Local governments will get a voice in major new wind and solar projects, says Ontario Energy Minister Bob Chiarelli – but the existing ones are set in stone.
Chiarelli announced Thursday the province will replace the existing feed-in tariff procurement process with a new system giving municipalities a say on where turbines go and whether they want them.
But, speaking to reporters at the Canadian Solar Industries Association’s Solar Ontario conference in Niagara Falls, he said contracts already awarded for wind projects can’t be changed without risking pricy legal battles.
“We cannot continue to do what was done in Oakville and Mississauga,” he said. The government racked up massive fees slashing two gas plants there.

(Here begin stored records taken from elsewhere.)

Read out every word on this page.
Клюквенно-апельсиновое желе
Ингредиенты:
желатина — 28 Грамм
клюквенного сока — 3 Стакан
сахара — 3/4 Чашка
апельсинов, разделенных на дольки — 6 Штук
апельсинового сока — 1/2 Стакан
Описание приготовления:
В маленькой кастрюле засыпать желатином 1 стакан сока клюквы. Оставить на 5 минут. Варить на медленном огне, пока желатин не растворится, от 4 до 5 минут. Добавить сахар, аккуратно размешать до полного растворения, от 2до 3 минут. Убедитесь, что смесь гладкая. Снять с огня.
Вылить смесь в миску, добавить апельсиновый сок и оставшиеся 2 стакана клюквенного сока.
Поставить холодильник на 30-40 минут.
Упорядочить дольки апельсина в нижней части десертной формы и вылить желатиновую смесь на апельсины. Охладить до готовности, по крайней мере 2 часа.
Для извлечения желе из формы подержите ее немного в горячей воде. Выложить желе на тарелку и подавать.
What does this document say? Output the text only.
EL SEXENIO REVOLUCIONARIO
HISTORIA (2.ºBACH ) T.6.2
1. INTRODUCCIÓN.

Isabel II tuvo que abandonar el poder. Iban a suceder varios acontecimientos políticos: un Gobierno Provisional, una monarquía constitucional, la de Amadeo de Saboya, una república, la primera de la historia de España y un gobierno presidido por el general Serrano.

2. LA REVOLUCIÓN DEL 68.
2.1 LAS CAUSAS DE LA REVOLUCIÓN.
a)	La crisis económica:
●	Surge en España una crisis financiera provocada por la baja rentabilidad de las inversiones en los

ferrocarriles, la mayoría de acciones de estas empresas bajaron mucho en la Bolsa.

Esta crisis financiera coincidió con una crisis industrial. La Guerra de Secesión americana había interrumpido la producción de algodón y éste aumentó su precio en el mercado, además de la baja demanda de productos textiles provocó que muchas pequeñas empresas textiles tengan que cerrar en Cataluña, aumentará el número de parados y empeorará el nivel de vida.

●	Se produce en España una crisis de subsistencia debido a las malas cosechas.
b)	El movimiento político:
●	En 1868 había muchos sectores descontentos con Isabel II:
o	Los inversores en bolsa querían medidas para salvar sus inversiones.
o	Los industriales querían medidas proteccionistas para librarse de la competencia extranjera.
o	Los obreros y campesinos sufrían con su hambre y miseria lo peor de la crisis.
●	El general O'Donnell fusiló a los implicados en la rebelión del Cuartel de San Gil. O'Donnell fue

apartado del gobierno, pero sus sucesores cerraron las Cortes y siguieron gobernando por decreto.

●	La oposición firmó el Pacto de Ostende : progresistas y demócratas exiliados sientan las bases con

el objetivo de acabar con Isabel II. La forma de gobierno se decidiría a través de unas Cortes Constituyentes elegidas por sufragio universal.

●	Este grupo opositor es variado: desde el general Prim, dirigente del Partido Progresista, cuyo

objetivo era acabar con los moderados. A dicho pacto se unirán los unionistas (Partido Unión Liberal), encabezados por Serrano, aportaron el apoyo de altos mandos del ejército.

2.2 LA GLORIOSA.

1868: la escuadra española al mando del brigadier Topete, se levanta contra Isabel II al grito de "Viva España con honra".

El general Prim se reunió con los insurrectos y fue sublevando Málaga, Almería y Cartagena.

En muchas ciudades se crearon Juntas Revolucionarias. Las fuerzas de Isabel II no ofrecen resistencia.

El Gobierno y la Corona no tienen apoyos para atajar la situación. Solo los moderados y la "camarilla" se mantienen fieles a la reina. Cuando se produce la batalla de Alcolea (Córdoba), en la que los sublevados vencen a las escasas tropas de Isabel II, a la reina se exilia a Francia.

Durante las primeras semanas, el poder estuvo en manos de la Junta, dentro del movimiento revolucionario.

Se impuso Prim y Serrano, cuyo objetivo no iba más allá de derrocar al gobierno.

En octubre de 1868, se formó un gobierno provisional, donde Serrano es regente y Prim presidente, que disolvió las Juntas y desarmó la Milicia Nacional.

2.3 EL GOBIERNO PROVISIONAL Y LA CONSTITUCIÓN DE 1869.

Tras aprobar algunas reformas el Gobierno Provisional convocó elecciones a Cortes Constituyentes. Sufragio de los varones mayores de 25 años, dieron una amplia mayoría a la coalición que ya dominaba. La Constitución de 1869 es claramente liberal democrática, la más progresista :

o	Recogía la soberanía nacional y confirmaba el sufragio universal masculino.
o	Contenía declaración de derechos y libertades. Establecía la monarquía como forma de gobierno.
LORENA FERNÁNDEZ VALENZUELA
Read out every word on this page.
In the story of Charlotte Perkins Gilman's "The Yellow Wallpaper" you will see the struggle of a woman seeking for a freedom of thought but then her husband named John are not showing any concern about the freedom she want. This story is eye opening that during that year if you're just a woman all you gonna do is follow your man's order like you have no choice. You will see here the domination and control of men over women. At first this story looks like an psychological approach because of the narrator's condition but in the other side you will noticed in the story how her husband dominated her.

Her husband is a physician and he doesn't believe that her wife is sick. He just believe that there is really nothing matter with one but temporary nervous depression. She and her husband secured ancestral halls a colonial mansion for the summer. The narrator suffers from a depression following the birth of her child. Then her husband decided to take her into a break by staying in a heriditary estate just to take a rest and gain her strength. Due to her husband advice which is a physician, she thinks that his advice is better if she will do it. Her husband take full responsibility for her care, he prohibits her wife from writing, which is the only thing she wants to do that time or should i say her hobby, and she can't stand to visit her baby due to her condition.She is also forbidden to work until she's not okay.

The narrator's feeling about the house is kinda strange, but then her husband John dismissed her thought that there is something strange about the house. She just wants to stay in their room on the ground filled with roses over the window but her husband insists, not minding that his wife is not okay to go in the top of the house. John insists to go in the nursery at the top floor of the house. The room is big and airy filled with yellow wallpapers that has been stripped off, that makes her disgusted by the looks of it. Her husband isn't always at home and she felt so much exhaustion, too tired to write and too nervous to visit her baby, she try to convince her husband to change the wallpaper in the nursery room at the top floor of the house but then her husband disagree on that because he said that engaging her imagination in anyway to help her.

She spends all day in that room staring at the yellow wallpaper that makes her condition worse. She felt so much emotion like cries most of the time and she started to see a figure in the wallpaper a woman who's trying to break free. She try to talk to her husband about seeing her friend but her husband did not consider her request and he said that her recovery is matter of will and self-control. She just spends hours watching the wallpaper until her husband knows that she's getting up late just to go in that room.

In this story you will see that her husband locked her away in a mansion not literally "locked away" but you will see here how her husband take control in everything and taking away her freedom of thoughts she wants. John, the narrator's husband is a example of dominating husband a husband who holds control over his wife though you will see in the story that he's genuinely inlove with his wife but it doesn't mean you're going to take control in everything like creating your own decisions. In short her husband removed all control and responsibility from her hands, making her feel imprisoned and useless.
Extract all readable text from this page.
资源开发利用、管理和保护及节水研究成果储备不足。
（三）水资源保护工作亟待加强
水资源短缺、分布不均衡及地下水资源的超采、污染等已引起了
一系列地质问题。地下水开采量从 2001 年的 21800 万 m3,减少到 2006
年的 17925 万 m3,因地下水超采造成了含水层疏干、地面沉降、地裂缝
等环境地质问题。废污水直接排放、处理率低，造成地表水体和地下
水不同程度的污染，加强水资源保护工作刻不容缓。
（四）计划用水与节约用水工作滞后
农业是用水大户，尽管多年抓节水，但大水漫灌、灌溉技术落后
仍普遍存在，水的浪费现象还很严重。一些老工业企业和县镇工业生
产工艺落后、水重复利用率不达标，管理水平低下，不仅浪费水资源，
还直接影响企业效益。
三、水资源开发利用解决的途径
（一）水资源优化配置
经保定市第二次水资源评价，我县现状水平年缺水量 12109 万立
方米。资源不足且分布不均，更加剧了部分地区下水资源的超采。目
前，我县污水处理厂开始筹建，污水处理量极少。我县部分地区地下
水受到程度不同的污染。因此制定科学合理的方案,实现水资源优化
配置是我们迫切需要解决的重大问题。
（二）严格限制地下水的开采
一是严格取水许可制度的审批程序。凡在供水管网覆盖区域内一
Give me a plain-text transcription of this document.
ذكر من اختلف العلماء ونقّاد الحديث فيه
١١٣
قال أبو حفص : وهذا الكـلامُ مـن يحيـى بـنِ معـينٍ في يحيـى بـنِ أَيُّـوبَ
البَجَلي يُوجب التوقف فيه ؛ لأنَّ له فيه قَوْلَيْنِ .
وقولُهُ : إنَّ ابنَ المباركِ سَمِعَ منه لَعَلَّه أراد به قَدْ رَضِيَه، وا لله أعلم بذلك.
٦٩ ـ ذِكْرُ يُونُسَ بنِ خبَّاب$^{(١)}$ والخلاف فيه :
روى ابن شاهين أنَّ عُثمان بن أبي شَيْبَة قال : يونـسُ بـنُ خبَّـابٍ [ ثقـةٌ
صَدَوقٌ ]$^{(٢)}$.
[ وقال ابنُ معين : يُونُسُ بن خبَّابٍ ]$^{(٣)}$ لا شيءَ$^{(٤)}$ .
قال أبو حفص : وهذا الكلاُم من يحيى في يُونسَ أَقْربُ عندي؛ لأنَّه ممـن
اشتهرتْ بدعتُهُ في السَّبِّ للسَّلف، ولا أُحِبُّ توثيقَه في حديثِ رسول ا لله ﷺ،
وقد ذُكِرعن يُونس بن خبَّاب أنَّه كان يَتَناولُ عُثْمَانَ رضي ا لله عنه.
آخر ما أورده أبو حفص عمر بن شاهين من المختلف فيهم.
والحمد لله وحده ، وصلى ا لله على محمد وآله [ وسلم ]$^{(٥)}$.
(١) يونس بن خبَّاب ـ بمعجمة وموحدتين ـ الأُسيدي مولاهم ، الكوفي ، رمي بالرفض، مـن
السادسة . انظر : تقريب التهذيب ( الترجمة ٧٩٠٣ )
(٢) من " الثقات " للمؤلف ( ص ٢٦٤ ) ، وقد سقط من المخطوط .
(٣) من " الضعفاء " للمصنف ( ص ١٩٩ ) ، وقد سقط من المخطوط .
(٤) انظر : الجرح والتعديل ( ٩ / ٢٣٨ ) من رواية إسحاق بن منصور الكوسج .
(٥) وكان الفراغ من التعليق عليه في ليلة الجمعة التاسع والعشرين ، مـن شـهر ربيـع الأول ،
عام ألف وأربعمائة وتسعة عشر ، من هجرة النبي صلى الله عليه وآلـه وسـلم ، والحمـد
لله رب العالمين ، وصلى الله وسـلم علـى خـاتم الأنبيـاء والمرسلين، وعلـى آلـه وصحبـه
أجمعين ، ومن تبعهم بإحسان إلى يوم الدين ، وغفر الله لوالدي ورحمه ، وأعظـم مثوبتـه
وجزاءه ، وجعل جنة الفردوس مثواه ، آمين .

But the announcement stung for Wainfleet Mayor April Jeffs, whose township has clashed against a planned wind development. She said she came in cautiously optimistic but left dismayed.
“We knew it wasn’t going to be ideal, but I thought we were going to be able to take away something from this,” she said.
“From what I’m hearing, we’ll get nothing.”
Wainfleet would, however, benefit from a property tax hike on wind turbines Chiarelli also announced.
“All I can say is it will be significant,” he said of the hike.
Chiarelli said the new process will resemble a request for proposals and require developers to work with local governments to site projects out first. The existing process means siting happens after approval.
He said there must be a level of engagement and acceptability to the project for municipalities’ tastes.
But he stopped short of handing them the power to say no altogether. He said the province could not meet its energy needs if every municipality refused to accept energy projects.
“It would not be possible… to have an absolute veto,” he said.
And he said new input powers can’t be shoehorned into existing projects. “That changes the contract.”
Jeffs said she hoped Wainfleet’s turbine fight informed the province’s changes.
“It does show that they are beginning to listen for future projects, she said.
“For us, I’m hugely disappointed… absolutely nothing he said will have any impact on Wainfleet.”
Niagara Region Wind Corporation spokeswoman Randi Rahamim applauded Chiarelli’s commitment to green energy. And she said the corporation supports the introduction of new funding tools for municipalities.
She said much of what was announced is for new projects, though the wind corporation has stuck to many of the directives anyway.
The wind company, she said, chose Niagara because both the Region and West Lincoln had policies on the books supportive of green energy.
“We’re still forging ahead,” Rahamim said of the west Niagara wind project. “We’re looking forward to it.”
Nipissing MPP Vic Fedeli, the Progressive Conservatives’ energy critic, called the announcement “very disappointing.
“They made the announcement they want to work with communities, but the rules remain the same…. They said they were going to listen to municipalities, but they didn’t,” Fedeli said of the Liberal government.
“They did not restore local power … They’ve learned no lessons from all their past sins.”
While a zoning meeting may be required to have a Tim Hortons built in town, no municipal approval is required to have a “500-foot-high wind turbine built 550 metres from someone’s home,” Fedeli said.
The communities that have had wind energy projects “forced on them” are now bound to companies who’ve signed 20-year contracts, he said.
“It’s like the Liberals opened a treasure chest and said ‘scoop the bounty as long as you can.’”
The Minister, Fedeli added, has essentially announced the chest is now empty.